È nel clou dell’imminente distacco dalla vita che l’impresario della morte, colui che vive del dolore altrui per farne un “affaire”, per carpire quanto più introito possibile, agisce indisturbato. Privo di etica, usa arti sopraffine, quanto subdole, per far fruttare il valore monetario di una salma. È il mestiere dell’operatore delle pompe funebri che agisce su direttive dell’impresario. È un mestiere che ha dalla sua necessità e virtù, finché resta onesto, certo.
Ma, a volte, il suo operato è cronaca di malaffare, di corruzione estrema, perché per raggiungere un guadagno facile perde di etica e dignità. Succede a Roma, come in mille altri posti, visto che ovunque si muore e le onoranze funebri assumono, per chi è colpito dal lutto, un forte valore simbolico. E s’apposta negli spazi del dolore l’elegante quanto inquietante ombra dell’agente funerario, del broker del lutto, a farne del dolore di una famiglia un bocconcino irrinunciabile. Ed è la corsa ad arraffare il guadagno che ne deriva dal servizio funebre. Prevale il broker pressante e ammanicato, non solo quello che si è aggiudicato la gara d’appalto presso le strutture sanitarie più note. È accaduto nella capitale e gli indagati sono ad oggi affidati nelle mani della giustizia
Roma. Gli appalti pilotati e gli indagati
Il caso esplode nel 2014. La procura di Roma indaga sul caso degli appalti pilotati sui servizi funebri in alcuni ospedali romani. In particolare presso le strutture ospedaliere del San Camillo, del Pertini, dell’Umberto primo e del Sant’Andrea. Qualcuno si è assicurato illegalmente il servizio dell’estremo saluto, delle onoranze al caro estinto. Nel calderone degli indagati finiscono ben 30 personaggi, conosciuti nel mondo della politica, delle Asl e delle imprese delle pompe funebri.
Fra questi il “pinguino” Domenico Gramazio, ex parlamentare del Pdl, ex picchiatore fascista, satrapo della destra romana e suo figlio Luca Gramazio, coinvolto negli scandali di mafia capitale, adagiato fra Buzzi e Carminati. I capi d’accusa sono molteplici: associazione a delinquere, concorso in corruzione, falso e turbativa d’asta. La denuncia è stata presentata in procura dal Codiof (Comitato diritti operatori funerari). Mario Menicucci, presidente del Comitato, ma anche della Feniof (Federazione nazionale imprese e onoranze funebri) scopre che l’appalto della camera mortuaria del San Camillo è stato assegnato alla “service one”.

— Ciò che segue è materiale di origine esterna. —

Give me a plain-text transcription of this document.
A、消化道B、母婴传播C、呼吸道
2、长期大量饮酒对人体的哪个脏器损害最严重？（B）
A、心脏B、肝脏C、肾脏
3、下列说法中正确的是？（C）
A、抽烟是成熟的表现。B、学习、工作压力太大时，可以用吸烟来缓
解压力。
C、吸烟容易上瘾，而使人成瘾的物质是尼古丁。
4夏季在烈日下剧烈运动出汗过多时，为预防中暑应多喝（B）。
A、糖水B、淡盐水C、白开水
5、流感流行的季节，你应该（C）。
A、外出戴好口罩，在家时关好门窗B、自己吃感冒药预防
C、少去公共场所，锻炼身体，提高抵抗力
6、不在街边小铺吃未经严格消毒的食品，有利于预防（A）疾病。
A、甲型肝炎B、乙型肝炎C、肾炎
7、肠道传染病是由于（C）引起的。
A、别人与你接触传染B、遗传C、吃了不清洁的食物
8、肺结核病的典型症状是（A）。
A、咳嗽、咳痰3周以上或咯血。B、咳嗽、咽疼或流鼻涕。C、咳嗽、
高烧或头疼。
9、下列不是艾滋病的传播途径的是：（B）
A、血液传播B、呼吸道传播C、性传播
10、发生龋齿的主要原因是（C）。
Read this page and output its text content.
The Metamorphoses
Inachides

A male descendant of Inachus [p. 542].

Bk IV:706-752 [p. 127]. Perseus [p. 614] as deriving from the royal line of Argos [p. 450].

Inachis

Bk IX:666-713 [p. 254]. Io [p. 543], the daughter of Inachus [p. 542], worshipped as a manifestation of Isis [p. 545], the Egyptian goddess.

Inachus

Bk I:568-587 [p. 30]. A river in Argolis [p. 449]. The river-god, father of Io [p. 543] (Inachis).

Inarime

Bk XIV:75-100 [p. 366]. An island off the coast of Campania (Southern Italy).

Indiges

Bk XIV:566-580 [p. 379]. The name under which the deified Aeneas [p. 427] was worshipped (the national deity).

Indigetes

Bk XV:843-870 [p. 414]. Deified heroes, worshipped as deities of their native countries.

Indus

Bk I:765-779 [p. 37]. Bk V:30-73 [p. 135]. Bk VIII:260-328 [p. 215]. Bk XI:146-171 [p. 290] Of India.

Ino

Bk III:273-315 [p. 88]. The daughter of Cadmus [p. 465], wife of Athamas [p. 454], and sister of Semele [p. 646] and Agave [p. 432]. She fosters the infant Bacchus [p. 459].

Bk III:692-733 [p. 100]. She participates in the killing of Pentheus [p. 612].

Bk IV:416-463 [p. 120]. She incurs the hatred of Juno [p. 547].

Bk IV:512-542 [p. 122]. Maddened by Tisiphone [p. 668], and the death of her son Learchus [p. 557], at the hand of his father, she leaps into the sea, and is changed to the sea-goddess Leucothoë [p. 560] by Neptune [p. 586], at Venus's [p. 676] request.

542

I requisiti per vincere la gara consistevano nel non essere un’agenzia funebre, né avere alcuna attinenza con le imprese di tal settore. Il Codiof, invece, svela la vera attività dell’impresa vincitrice. La “service one” è un’agenzia funebre, come da visura effettuata nella Camera di commercio. Il Comitato scopre inoltre che sulla camera mortuaria del San Camillo e del Sant’Andrea operano altre agenzie funebri. La “Taffo” è la più popolare per i suoi slogan pubblicitari, inquietanti trattandosi di morte. Fra i più noti: “Trasformiamo in diamante le ceneri dei tuoi cari. Questa volta tuo marito non potrà dirti di no”( da intendersi che la salma è proprio il marito) o “ Perché piangere due volte, funerali da 99 euro…”.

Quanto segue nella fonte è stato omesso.